Innovationen und Trends bei den BayWa Vorführtagen
Die BayWa veranstaltet auch in diesem Jahr wieder ihre Vorführtage für Kommunaltechnik. Diese haben sich etabliert und präsentieren Maschinen für alle Jahreszeiten, nicht mehr ausschließlich für den Winterdienst. Die Veranstaltungen richten sich an Städte und Gemeinden, Autobahnmeistereien, Wasserwirtschaftsämter sowie an Lohnunternehmen und Betreiber von Grün-, Grau- und Weißflächen.
Die Termine im Frühjahr finden an bekannten Standorten statt: Oberwiesenthal (14. März), Bischofsheim (19. März), Straubing (21. März), Kirchheim/Teck (26. März) und Spitzingsee (28. März). Es werden rund 2.500 Besucher erwartet. Gezeigt werden etwa 100 Maschinen und Geräte für Streuen, Räumen, Kehren, Saugen, Mähen und Mulchen. Neben einer kurzen Vorstellung der Maschinenkombinationen liegt der Fokus auf dem praktischen Ausprobieren und der individuellen Beratung.

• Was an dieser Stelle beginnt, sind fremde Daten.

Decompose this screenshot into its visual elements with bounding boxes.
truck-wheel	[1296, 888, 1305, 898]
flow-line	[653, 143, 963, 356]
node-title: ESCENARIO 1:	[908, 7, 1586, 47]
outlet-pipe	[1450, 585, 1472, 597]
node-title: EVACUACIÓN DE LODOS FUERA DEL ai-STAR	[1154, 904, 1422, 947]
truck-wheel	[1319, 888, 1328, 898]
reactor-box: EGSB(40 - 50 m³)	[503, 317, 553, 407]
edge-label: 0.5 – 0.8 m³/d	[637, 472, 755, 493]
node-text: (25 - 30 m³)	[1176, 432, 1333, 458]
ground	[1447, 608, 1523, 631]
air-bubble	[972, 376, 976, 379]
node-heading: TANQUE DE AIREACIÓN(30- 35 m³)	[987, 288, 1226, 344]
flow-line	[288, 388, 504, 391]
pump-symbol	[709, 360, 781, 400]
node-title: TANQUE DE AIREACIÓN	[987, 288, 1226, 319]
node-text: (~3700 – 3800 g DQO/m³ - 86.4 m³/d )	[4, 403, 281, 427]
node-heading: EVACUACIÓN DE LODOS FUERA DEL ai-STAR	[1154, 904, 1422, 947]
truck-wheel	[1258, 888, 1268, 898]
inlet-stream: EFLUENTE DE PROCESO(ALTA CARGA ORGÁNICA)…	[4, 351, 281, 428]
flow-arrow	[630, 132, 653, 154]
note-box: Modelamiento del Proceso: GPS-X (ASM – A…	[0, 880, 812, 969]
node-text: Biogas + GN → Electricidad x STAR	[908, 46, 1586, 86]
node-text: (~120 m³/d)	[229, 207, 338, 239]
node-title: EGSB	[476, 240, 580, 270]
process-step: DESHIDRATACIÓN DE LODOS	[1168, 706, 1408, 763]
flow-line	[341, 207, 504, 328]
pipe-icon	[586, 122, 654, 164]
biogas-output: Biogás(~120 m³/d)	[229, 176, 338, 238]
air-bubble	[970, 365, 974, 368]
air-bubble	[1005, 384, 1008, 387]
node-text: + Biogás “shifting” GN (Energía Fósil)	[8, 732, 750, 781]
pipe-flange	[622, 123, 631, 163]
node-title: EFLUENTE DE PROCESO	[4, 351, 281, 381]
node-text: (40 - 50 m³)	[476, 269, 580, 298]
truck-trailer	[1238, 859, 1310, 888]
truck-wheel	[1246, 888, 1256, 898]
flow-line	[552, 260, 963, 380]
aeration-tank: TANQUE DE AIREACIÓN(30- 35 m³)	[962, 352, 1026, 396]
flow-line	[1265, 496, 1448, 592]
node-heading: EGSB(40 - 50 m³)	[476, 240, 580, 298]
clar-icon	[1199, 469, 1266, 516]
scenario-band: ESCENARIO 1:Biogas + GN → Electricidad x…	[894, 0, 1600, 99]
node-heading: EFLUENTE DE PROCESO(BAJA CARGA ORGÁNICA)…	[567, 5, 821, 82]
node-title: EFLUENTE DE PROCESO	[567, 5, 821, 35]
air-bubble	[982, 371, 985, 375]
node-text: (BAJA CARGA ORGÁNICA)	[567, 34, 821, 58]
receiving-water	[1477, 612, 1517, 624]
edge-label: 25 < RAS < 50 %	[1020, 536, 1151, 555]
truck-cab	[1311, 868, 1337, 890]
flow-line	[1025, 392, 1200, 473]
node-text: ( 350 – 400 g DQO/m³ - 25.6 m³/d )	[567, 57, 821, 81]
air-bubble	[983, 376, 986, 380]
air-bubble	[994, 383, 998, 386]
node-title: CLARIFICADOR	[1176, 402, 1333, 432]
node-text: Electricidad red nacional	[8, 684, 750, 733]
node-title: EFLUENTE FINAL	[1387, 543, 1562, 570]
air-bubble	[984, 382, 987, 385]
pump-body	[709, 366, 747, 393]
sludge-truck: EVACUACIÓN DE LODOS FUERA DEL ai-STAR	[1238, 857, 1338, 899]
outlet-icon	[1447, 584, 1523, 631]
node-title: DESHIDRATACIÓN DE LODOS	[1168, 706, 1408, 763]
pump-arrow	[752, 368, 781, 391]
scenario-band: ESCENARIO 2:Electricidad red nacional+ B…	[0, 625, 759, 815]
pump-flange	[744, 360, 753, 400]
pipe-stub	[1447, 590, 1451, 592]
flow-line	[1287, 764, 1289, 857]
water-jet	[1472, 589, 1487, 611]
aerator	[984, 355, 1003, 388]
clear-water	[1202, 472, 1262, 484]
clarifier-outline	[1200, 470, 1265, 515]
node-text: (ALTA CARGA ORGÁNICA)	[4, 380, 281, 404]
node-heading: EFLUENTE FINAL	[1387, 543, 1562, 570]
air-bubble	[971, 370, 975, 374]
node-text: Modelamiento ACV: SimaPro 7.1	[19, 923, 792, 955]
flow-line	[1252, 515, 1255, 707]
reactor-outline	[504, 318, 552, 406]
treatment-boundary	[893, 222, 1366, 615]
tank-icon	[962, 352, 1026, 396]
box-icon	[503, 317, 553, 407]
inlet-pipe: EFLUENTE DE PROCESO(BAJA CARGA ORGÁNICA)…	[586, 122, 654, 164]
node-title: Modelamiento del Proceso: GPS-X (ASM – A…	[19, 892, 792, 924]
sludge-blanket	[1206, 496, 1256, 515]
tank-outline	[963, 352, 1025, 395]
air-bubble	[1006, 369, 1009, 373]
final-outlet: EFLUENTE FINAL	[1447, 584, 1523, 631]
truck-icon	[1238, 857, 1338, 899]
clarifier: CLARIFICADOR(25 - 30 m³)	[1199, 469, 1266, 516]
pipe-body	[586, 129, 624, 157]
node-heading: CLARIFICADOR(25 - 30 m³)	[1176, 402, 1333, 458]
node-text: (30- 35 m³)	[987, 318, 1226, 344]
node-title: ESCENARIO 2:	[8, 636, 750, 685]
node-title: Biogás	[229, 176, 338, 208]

Mark Küpper, Leiter Kommunal/Gewerbe/Forst bei der BayWa AG, thematisiert aktuelle Trends, darunter die steigende Nachfrage nach alternativen Antrieben im Kommunal- und Gewerbebereich.
Vor allem dort, wo überwiegend Kurzstreckenprofile bis maximal 200 Kilometer zu fahren sind, kann ein Elektronutzfahrzeug eine sinnvolle Alternative sein, gerade auch angesichts der Debatte um CO2-Ausstoß und Luftreinheit in Gemeinden und Städten.
Die BayWa präsentiert auf den Vorführtagen erstmals den StreetScooter Work, ein elektrobetriebenes Transportnutzfahrzeug. Dieses ist für den kommunalen und gewerblichen Einsatz, wie im Garten- und Landschaftsbau, Facility Management und Handwerk, konzipiert.
Mögliche Aufbauvarianten umfassen Pritschenaufbau, Kofferaufbau, Müllsammelaufbau, Streuer oder Kipper. Küpper weist darauf hin, dass Kommunen bei der Entscheidung für ein E-Fahrzeug auch die Ladeinfrastruktur berücksichtigen müssen. Die BayWa bietet hierfür Pakete an, die die Montage und Wartung von Ladesäulen oder Wallboxen, die Lieferung von Ökostrom und Abrechnungsservices umfassen. Kunden können zudem ihre Flotte analysieren lassen und sich zum Umstieg auf Elektromobilität beraten lassen.
Weniger Emissionen versprechen auch die neuesten dieselbetriebenen Yanmar Kompakttraktoren mit einer Leistung von 21 bis 59 PS.
Hier hat sich der Hersteller als einer der Ersten im Markt an der neuen Abgasnorm EU Stage 5 orientiert, die ab 2020 für Neufahrzeuge bindend ist.
Der Hersteller Holder bietet mit dem X45i ein Knicklenker-Multifunktionsfahrzeug der 40-PS-Klasse mit Benzinmotor an, das vielfältige Aufbauten ermöglicht. Neben diesen Fahrzeugen und Anbaugeräten von Herstellern wie Kugelmann, Hydrac, Dücker, Mulag, Wiedenmann und Heatweed werden weitere Produkte gezeigt:
- Fendt-Traktoren der Baureihen 200 bis 700
- Die komplette Produktpalette von Max Holder
- Großlastwagen und Transporter von MAN
- Zweiachsmäher und Geräteträger von Sauerburger
- Holzhackmaschinen von Heizomat
- Mähraupen von Hymach, Menke und Pfanzelt
- Maschinen von Agria, Amazone, Caterpillar, Etesia, Husqvarna
Für Anwender von dieselbetriebenen Kleingeräten, Minibaggern und Aufsitzmähern, die Emissionen und Geruchsbildung reduzieren möchten, steht der Eco-Diesel der BayWa Marke TECTROL zur Verfügung. Dieser pflanzenbasierte Kraftstoff ist biologisch abbaubar und für alle Dieselmotoren geeignet. Durch seine Temperaturbeständigkeit bis -30 °C ist TECTROL ECO DIESEL ganzjährig einsetzbar und reduziert die Schadstoffbelastung. Das gesamte Schmierstoff-Sortiment und dessen Anwendungsmöglichkeiten werden auf den Veranstaltungen vorgestellt.